The patient had general concerns about her disease and was evaluated by a gastroenterologist (LW). Duodenal biopsies and the tTG level were normal. Owing to prior experience with LDN giving pain relief to Ehlers-Danlos syndrome patients [5] and with the Internet-based observations that DH is responsive to LDN, naltrexone was prescribed. Dosing started at 1 mg/day/per os and was increased by 1 mg every 4 days to get to 4.5 mg/day. After 2 weeks, the patient reported improvement in neck irritation and resolution of the redness on her knees and elbows. At the 2 month visit, the lesions had nearly resolved and at the 3 month visit there was complete resolution. The patient has continued LDN for over 2 years without recurrence of DH and has noted improvement in Ehlers-Danlos syndrome joint pain.
Chronic relapsing pruritis and papulovesicles are the hallmarks of DH [1]. The diagnosis can be confirmed by histology and immunofluorescence showing granular IgA deposits in peri-lesional skin [1], as well as detection of autoantibodies against transglutaminase.
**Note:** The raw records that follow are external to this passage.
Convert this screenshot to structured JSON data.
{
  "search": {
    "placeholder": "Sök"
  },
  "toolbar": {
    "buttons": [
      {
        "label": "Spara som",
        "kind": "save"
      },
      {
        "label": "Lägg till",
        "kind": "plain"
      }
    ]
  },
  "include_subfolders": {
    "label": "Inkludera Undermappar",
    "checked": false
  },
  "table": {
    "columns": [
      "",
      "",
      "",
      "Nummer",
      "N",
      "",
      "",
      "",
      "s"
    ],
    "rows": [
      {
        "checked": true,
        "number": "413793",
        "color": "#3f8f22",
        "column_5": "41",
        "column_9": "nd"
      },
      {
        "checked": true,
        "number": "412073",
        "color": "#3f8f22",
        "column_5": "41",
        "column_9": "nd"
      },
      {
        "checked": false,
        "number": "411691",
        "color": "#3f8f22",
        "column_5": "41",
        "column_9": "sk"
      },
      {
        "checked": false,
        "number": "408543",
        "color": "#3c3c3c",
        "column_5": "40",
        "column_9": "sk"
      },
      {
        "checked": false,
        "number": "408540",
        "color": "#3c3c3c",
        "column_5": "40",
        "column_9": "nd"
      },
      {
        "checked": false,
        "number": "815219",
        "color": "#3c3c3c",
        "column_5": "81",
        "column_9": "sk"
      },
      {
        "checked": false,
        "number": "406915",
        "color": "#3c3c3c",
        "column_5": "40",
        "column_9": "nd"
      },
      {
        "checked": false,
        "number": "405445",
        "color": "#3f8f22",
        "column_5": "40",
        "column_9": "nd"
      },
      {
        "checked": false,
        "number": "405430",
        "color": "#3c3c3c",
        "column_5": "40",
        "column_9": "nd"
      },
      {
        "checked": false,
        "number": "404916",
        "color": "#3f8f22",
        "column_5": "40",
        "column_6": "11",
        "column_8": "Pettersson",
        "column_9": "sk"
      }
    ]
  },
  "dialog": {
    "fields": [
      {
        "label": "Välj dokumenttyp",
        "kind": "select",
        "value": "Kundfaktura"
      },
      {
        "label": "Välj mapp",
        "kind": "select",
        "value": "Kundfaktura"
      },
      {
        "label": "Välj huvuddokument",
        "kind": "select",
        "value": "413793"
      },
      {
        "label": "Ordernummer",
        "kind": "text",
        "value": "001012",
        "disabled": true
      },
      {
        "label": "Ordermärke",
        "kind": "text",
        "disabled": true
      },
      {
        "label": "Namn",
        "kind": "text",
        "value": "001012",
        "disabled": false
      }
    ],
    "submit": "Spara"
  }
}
Celiac disease is the primary cause of DH and is an autoimmune disorder related to recognition of peptides by HLA molecules, post-translational modifications required for optimal peptide binding, and immune mechanisms which lead to tissue damage [1,6]. B-cells are responsible for autoantibody production in celiac disease [7]. Autoimmune disorders such as diabetes and thyroiditis may appear after celiac disease has been diagnosed and treated with a GF diet [6,7]. Adherence to the diet may have no effect on the progression of these disorders suggesting other factors are involved [7].
This case report demonstrated that GF diet refractory DH could be placed into remission with LDN. Randomized controlled trials showed that low dose naltrexone is effective in other inflammatory diseases including Crohn’s disease and fibromyalgia [8,9]. We theorize that gluten-associated antigens produce long-lasting memory B-cells that lead to continued autoantibody production and refractory DH. Endogenous opioid peptides (e.g. enkephalins and endorphins) are present in the gastrointestinal tract and endocrine cells and help modulate immune responses including B-cell production [4,10-12]. Up-regulation of tissue met-enkephelin and opioid receptors can be induced by a rebound effect from administration of short-acting, low dose naltrexone (LDN) [13]. The endorphin met-enkephelin B-cell activity as has been demonstrated in cell culture studies [4]. Reduction of IgA production by abnormal memory B-cells produced in the thymus [14] may be the mechanism whereby LDN is effective in reducing autoimmune diseases including DH.